April 20, 2006

A long way, baby

Wow. The San Diego Union-Tribune has won the Pulitzer Prize. Wow. It’s all I can say.

It is a personal reaction. I worked for the old San Diego Union, the morning paper, for 20 years. When I first reported for work, in the summer of 1972, the Union, and her sister the Evening Tribune, were still in the “old building” downtown, at the corner of Second and Broadway. We parked on the street in those days and went down every two hours to feed the meter. The desks were crammed in so tight, you had to climb into your chair like a fighter pilot into a cockpit. We used typewriters. On the copy desk were scissors and paste pots. In the wire room, the teletypes of AP and UPI brought word in from around the world in a measured, contrapunctal rhythm I can still hear in my bones.

I am fortunate to be just old enough to have rubbed elbows with the last of the glamorous old school of journalists, the green-eyeshade, red-eyeball guys. Not old enough to have actually known a rewrite man or, the mother of all wishes, to have become one, but old enough to work with some people who did.

Those guys felt about journalism the way Texans feel about the Alamo. Hell, all of us out on the city room floor would draw swords for journalism. But the Union, in 1972, was not a very good paper. There are editors from that era who are still alive and can give you the story from inside the managers’ cloakroom. My recollections, the source of my “Wow” reaction this week, all come from the floor, or the street.
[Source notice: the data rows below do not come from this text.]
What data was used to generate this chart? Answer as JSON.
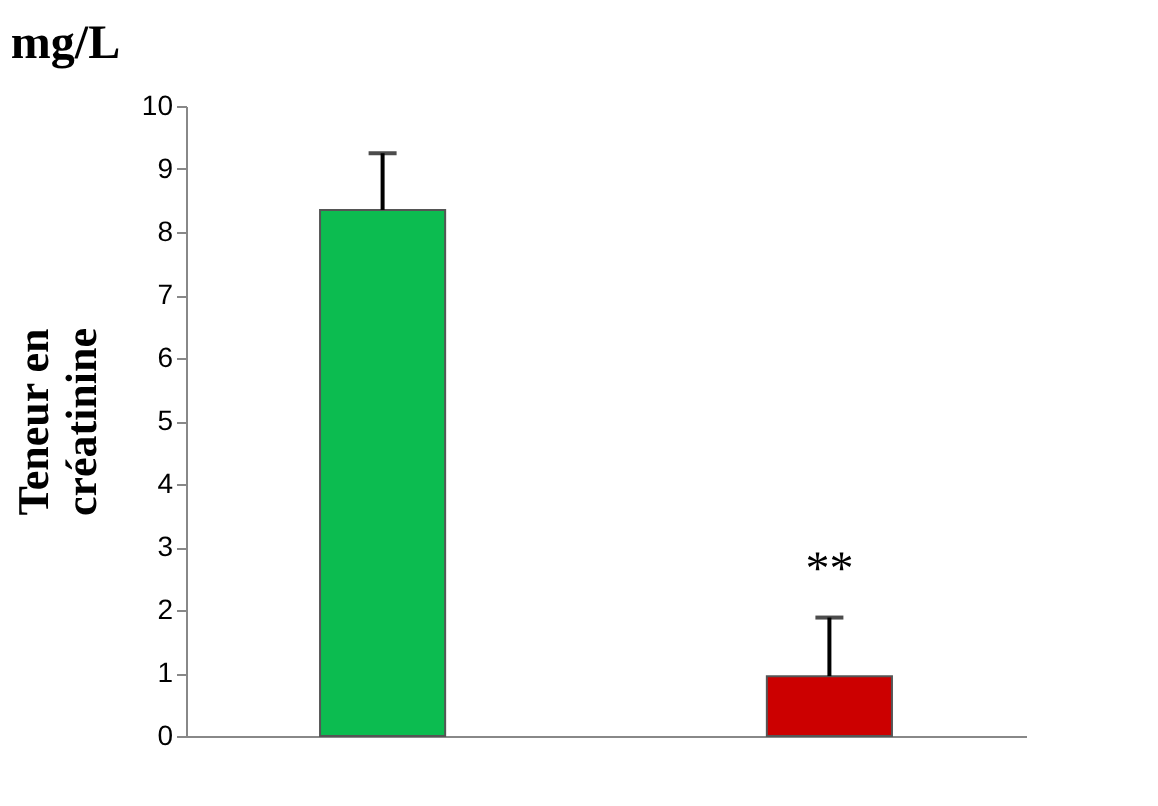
{
  "chart_data": {
    "type": "bar",
    "title": "mg/L",
    "ylabel": "Teneur en\ncréatinine",
    "categories": [
      null,
      null
    ],
    "values": [
      8.35,
      0.95
    ],
    "colors": [
      "#0cbc50",
      "#cc0000"
    ],
    "errors": [
      [
        8.35,
        9.25
      ],
      [
        0.95,
        1.88
      ]
    ],
    "ylim": [
      0,
      10
    ],
    "yticks": [
      0,
      1,
      2,
      3,
      4,
      5,
      6,
      7,
      8,
      9,
      10
    ],
    "grid": false,
    "legend": false,
    "annotations": [
      "**"
    ]
  }
}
The Union didn’t command much respect, in my experience. I dreaded going to press conferences, and watching other reporters feign surprise, and inquire with an evil grin, “What’s the Union doing here?”
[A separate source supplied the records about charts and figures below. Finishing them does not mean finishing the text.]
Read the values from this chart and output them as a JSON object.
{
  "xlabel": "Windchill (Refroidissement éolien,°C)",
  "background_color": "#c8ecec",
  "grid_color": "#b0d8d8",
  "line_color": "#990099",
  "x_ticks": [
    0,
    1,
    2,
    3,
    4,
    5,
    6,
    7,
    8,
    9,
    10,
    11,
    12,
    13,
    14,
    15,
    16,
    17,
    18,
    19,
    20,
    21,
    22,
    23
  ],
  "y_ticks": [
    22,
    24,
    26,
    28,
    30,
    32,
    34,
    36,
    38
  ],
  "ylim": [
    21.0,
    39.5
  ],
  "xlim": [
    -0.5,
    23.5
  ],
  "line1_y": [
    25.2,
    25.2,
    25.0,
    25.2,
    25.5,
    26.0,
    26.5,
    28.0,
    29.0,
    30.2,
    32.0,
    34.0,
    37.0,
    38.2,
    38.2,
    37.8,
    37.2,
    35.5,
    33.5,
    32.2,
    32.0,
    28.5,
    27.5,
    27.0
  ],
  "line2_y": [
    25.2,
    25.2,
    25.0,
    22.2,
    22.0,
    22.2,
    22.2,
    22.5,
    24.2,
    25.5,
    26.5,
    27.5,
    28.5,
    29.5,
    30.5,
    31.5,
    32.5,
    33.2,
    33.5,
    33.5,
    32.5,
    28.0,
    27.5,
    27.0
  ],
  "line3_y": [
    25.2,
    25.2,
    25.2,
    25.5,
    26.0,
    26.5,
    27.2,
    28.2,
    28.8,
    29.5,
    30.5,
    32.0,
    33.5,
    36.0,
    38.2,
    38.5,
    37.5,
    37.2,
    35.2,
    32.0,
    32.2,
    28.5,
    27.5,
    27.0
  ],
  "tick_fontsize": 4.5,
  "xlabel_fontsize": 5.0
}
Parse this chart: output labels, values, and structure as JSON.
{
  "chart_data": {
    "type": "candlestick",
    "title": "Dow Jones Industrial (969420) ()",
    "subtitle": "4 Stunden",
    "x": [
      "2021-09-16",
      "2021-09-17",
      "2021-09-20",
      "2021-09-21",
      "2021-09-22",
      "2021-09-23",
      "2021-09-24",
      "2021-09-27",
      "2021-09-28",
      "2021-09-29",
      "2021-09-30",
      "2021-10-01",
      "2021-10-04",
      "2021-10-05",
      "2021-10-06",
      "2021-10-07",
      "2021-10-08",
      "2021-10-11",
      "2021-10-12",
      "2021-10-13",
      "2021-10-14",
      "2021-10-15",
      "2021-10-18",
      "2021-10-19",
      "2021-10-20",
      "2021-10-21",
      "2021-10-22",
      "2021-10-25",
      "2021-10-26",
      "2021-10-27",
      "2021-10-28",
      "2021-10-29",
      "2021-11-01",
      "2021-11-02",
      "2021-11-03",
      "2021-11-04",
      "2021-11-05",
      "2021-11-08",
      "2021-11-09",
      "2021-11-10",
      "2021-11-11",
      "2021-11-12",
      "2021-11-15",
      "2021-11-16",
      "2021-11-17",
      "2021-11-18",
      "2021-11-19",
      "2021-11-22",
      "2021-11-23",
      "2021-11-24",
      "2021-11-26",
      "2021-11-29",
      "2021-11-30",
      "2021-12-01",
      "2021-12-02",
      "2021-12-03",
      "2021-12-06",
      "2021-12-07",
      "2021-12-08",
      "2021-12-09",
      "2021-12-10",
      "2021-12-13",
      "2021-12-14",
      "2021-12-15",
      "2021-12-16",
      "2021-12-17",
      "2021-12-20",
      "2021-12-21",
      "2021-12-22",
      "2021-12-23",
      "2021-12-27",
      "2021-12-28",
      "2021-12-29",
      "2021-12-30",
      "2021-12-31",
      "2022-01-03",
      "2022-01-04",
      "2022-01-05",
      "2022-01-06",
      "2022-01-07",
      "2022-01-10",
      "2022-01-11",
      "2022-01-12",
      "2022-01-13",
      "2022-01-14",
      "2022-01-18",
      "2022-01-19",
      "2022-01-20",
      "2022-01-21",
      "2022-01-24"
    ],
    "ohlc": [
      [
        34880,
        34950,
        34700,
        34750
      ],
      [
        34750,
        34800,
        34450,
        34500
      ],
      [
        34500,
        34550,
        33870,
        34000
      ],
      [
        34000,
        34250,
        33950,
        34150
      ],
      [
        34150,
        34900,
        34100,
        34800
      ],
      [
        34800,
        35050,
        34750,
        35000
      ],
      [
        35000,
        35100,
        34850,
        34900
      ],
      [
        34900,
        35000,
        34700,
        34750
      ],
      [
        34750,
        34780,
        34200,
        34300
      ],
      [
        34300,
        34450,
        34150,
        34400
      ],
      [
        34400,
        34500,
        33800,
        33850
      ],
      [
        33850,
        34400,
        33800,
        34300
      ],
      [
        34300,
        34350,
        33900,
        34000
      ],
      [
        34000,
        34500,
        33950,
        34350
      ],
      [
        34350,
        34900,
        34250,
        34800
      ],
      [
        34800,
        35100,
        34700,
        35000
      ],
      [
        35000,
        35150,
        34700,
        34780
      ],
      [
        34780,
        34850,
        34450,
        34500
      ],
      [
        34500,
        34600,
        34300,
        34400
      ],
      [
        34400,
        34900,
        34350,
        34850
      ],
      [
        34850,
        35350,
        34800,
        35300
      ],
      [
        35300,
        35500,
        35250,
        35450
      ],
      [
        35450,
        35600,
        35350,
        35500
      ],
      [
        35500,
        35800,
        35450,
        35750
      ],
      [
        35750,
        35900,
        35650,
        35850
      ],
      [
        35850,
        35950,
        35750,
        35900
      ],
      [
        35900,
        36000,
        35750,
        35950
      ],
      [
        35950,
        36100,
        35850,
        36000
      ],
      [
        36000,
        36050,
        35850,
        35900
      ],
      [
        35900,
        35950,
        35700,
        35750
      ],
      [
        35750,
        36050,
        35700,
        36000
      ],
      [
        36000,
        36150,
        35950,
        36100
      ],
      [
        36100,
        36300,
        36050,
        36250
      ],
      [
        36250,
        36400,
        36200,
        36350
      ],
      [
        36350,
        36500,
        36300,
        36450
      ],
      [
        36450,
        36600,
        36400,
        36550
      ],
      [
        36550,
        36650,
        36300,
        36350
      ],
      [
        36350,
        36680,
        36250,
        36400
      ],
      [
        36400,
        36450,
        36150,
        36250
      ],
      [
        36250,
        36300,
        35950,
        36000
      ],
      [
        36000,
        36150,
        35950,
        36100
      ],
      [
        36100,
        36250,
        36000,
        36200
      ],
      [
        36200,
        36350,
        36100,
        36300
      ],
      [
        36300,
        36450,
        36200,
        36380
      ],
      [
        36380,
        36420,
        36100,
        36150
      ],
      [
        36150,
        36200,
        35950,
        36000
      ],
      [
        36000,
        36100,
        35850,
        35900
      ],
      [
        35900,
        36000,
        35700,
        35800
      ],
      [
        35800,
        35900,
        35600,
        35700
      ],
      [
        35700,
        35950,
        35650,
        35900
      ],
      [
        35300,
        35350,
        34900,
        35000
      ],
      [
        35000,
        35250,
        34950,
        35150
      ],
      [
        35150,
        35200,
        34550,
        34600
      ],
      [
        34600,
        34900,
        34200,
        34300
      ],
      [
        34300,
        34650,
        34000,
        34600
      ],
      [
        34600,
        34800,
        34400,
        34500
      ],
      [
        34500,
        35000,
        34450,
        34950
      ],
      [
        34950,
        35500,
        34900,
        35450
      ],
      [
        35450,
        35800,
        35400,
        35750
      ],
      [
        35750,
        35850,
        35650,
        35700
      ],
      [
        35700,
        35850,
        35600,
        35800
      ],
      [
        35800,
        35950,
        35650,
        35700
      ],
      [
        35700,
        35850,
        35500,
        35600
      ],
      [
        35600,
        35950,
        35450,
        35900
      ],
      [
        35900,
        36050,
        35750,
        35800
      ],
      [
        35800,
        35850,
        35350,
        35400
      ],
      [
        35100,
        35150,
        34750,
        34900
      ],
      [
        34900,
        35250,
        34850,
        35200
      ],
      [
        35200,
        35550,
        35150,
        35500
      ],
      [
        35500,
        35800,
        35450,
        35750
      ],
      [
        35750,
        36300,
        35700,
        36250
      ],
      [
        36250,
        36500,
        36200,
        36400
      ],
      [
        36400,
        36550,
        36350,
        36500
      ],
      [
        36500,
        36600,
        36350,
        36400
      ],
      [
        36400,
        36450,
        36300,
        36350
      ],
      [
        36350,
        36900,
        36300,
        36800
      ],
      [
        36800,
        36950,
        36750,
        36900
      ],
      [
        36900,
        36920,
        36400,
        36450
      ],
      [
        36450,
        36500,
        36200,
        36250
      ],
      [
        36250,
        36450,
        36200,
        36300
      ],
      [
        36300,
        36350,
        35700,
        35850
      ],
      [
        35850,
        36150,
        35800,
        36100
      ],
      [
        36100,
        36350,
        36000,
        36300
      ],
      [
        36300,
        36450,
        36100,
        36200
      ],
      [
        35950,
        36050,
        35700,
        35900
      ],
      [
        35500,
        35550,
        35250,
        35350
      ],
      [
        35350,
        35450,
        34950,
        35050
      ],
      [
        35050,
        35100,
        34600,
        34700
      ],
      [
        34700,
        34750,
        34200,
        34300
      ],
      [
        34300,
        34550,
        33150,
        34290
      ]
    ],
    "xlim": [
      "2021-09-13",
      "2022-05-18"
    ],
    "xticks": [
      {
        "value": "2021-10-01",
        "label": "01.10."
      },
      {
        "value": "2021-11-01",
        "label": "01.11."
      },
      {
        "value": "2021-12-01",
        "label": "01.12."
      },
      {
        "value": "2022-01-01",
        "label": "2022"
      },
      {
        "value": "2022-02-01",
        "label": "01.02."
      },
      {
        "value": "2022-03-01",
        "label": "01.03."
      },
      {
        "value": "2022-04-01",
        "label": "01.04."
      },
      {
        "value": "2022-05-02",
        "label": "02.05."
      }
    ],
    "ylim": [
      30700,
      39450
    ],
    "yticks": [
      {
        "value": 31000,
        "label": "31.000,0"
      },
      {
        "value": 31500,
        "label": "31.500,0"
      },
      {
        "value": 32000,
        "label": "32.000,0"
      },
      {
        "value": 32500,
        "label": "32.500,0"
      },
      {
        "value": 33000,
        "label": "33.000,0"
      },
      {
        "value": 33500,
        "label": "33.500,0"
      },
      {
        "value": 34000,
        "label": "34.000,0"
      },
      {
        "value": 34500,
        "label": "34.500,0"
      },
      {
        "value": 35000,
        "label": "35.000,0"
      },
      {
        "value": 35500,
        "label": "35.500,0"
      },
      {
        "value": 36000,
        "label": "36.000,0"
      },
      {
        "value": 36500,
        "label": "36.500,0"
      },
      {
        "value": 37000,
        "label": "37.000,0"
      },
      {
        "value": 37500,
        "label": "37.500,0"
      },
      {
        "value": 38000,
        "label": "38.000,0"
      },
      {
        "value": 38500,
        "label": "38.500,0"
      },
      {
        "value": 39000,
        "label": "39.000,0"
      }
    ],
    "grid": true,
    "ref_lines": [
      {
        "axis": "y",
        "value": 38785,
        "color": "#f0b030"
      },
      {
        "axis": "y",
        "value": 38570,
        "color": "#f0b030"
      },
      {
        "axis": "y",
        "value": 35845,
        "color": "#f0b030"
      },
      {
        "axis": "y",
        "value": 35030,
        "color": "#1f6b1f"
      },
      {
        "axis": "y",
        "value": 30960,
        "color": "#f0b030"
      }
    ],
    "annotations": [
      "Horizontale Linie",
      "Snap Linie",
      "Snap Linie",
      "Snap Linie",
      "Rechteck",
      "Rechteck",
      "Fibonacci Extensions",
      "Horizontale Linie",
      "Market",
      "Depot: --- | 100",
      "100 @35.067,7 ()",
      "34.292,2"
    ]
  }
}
Ask somebody else about the politics and the policies in those days. My impression, and it is my own impression, from the reporter’s side, came to be that the Union was the morning newspaper for a bubble world, inside which mostly good news happened, nobody in the community was accountable for anything, God was a Republican, and if people wanted bad news, or news about Democrats, why, they could buy the L.A. Times.

In everyday reporting life, it worked this way. I was assigned one night to cover a speech being given by a major Marxist intellectual at UCSD, where Herbert Marcuse was on the faculty. “Give me a 12-inch story,” said the night ACE (assistant city editor) as I headed for the door. “No quotes.” The Marxist talked for more than two hours. When I stood up to leave, I was surprised my body parted easily from the chair.
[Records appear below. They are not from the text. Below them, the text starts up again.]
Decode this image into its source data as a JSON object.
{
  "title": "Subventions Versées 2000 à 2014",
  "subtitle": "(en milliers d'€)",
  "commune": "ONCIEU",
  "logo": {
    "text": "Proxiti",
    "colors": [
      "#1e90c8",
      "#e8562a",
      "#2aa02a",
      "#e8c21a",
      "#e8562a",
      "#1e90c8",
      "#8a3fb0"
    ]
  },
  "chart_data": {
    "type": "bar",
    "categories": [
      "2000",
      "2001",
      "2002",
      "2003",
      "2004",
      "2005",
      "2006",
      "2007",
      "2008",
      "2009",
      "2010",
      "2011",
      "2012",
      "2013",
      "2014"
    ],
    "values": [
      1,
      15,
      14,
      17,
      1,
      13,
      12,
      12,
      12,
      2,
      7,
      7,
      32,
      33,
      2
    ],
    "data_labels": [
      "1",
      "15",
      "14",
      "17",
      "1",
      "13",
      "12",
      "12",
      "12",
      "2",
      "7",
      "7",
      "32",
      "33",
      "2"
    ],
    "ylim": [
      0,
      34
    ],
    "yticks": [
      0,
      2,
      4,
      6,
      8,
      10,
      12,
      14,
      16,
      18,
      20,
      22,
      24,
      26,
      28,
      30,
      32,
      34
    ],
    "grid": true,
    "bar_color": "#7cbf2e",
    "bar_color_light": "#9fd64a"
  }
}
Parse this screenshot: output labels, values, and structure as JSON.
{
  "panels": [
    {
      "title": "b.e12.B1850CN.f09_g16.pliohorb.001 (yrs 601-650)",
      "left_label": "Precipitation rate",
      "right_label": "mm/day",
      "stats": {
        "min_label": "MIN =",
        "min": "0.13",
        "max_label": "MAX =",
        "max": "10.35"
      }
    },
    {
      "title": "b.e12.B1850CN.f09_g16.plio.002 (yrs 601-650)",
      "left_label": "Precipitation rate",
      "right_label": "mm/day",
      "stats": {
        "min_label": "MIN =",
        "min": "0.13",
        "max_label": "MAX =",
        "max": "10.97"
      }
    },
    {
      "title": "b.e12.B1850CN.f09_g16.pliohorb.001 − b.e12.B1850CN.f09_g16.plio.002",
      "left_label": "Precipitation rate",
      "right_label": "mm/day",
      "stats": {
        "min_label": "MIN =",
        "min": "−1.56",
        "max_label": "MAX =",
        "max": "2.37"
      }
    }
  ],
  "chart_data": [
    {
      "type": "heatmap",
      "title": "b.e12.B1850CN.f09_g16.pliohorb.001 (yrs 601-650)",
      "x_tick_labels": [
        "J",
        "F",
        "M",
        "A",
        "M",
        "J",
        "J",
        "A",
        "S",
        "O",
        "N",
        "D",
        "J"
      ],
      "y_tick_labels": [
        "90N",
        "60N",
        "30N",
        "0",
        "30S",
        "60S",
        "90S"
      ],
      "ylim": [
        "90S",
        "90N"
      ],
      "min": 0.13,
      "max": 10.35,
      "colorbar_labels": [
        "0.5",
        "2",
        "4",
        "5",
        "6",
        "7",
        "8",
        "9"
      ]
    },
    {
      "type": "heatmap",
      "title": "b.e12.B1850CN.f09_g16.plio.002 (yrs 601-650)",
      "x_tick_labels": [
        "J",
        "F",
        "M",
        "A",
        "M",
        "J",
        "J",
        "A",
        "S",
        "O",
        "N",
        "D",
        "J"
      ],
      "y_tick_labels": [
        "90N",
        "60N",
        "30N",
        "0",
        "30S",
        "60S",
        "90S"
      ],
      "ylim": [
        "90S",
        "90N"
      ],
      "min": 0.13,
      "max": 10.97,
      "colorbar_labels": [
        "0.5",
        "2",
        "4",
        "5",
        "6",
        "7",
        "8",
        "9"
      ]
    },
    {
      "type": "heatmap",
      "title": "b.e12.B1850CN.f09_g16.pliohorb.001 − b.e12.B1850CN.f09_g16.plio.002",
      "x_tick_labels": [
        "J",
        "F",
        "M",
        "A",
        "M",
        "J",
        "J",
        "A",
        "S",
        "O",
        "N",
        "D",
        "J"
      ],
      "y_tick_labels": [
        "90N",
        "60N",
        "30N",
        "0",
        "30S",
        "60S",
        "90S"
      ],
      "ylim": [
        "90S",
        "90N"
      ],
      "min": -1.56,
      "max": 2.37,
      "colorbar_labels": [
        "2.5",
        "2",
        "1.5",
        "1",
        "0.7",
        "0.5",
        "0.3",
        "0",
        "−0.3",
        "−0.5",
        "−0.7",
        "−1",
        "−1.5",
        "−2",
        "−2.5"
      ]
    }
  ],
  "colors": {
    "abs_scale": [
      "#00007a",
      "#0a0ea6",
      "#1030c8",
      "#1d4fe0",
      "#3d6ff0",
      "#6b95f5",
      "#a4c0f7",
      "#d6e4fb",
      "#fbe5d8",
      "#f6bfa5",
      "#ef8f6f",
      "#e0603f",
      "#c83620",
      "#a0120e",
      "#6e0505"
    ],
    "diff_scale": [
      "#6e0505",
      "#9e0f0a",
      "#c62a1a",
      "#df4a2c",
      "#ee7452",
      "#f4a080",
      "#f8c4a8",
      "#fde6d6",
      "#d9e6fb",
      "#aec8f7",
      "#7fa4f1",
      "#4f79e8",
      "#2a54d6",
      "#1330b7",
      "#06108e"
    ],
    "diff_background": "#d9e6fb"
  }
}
Back at the office, I pounded out 12 inches, no quotes, gave it to the ACE. A minute later, he called me over. “Take out this, this, and this,” he said, checking grafs that summarized topics the speaker had touched. I rewrote to six inches, handed it back. A minute later, he called me over. “Take these out,” he said. With a limp resignation that was rapidly becoming familiar, I took the copy, went back, typed three short grafs of the barest information (he was there, he spoke, he left), and that was the story in the paper the next morning. My job that night was to prove that the Union had sent a reporter to cover the speech.

We formed a softball team and named it “The Sacred Cows.” When no one in management complained, I had an impish moment of supposition that no one in the Union front office knew what a sacred cow was.

Otto Bos, a damn good reporter, who covered City Hall, was our star pitcher. We had a lot of good players, and good reporters, at the Union in the old building, but we always knew we were outnumbered by the sacred cows. “It’ll get better in the new building,” we liked to say.

We moved into the new building in Mission Valley one autumn weekend in 1973. In one of those impossibly strange turns of events, the very first paper published in the new building was headlined by the death of publisher Jim Copley. After a time of transition, Helen Copley took the active reins of publisher.

Which brings us to Jeannette Branin, who must be mentioned by anyone passing around credit for this Union-Tribune Pulitzer. If you ask me, it started with her. Jeannette was a platinum blonde with black eyes that flashed and a gorgeous, throaty laugh that rippled out in smiles across the newsroom several times a day.

Jeannette had a heart of gold and steel. As Helen was becoming publisher, she called reporters in by groups for an informal hour of give-and-take. In her group, Jeannette stood up and, in her respectful, Kansan matter-of-fact way, head tilted slightly, said, “Mrs. Copley, do you know that your newspaper has sacred cows?”

That is not an exact quote. Someone in that group may remember it exactly. It was all over the newsroom before the end of the day. After that, things did start to get better. I know, sometimes it has been hard to tell. Of course a little local competition always helps. And now the Union-Tribune has won a Pulitzer. Wow.